İslâmî kesimde, Şeriatın kesin şekilde yasaklamış, haram kılmış olduğu yüzlerce kötülük açıkça yapılıyor ve ben bir Müslüman yazar olarak bunlara göz yumacağım… Böyle bir şey olur mu? Tekrar ediyorum:
* İslâm dini ribayı kesin olarak yasaklamıştır. Kur’ân “ribacılar, Allah’a ve Resulüne savaş ilân etmişlerdir” diyor. Ribacıları uyarıyorum, hem kendi belânızı bulacaksınız, hem de memleketi yakacaksınız.
* Beş vakit namazı terk eden Müslüman bir toplum kesinlikle iflah olmaz.
* Parayı, zenginliği, malı mülkü, dünyayı Allah’tan, Resulünden, dinden, imandan, Kur’ân’dan, Şeriattan daha fazla seven Müslümanlar iyi Müslüman değildir, Müslüman müsveddesidir.
* Lüks, israf, aşırı tüketim, konfor, gösteriş, gurur, kibir, benlik mübtelaları Nemrud’un, Firavun’un yolundan gitmektedir.
* Nefs esiri olan kişi çok kötü bir Müslümandır, öylesinden mücâhit olmaz.
* Cihadı terk eden zillete mübtelâ olur.
* Cemaat rahmet, tefrika azaptır.
* Bizi aldatan bizden değildir. (Hadis-i Şerif).
* İki günü birbirine eşit olan zarardadır. (Hadis-i Şerif). Müslüman devamlı olarak bilgide, kültürde, ahlâkta, fazilette, hayırda, hasenatta, iyiliği desteklemekte, kötülüğü kösteklemekte ilerleyecek ve yükselecektir. Bu konularda yerinde saymak yoktur, hele gerilemek, düşünülemez bile.
* Din sömürüsü, din ticareti, mukaddesat bezirgânlığı yapanlar dünyanın en alçak, en rezil, en namussuz, en şerefsiz, en münafık insanlarıdır.

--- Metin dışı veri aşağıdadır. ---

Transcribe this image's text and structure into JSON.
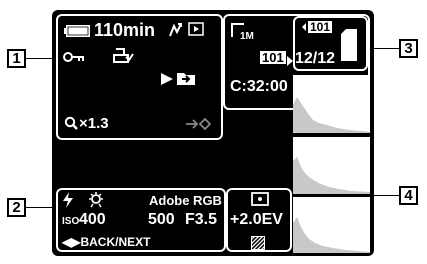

Sevgili Müslümanlar!.. İslâm dini ve medeniyeti ile batı medeniyeti kesinlikle uyuşmaz, bağdaşmaz. Temelleri, felsefeleri ayrıdır. “Dinim İslâm, medeniyetim batı” tekerlemesi, söyleyenin ayağını kaydıracak bir sapıklıktır. Müslümanın dini, medeniyeti, milleti, dünya görüşü, yaşayış tarzı İslâm olmalıdır.
Bu memlekette zındık komiteleri ve onlarla işbirliği yapan bir takım hâinler Kur’ân, sünnet, icma, cemaat Müslümanlığını bozmak istiyorlar. Militan Haçlılar ve Siyonistler münzel (indirilmiş) İslâm’ın yerine; uydurulmuş, ılımlı, light bir İslâm türetmek istiyorlar. Bunların tuzaklarına düşen Mevlasını değil belâsını bulur.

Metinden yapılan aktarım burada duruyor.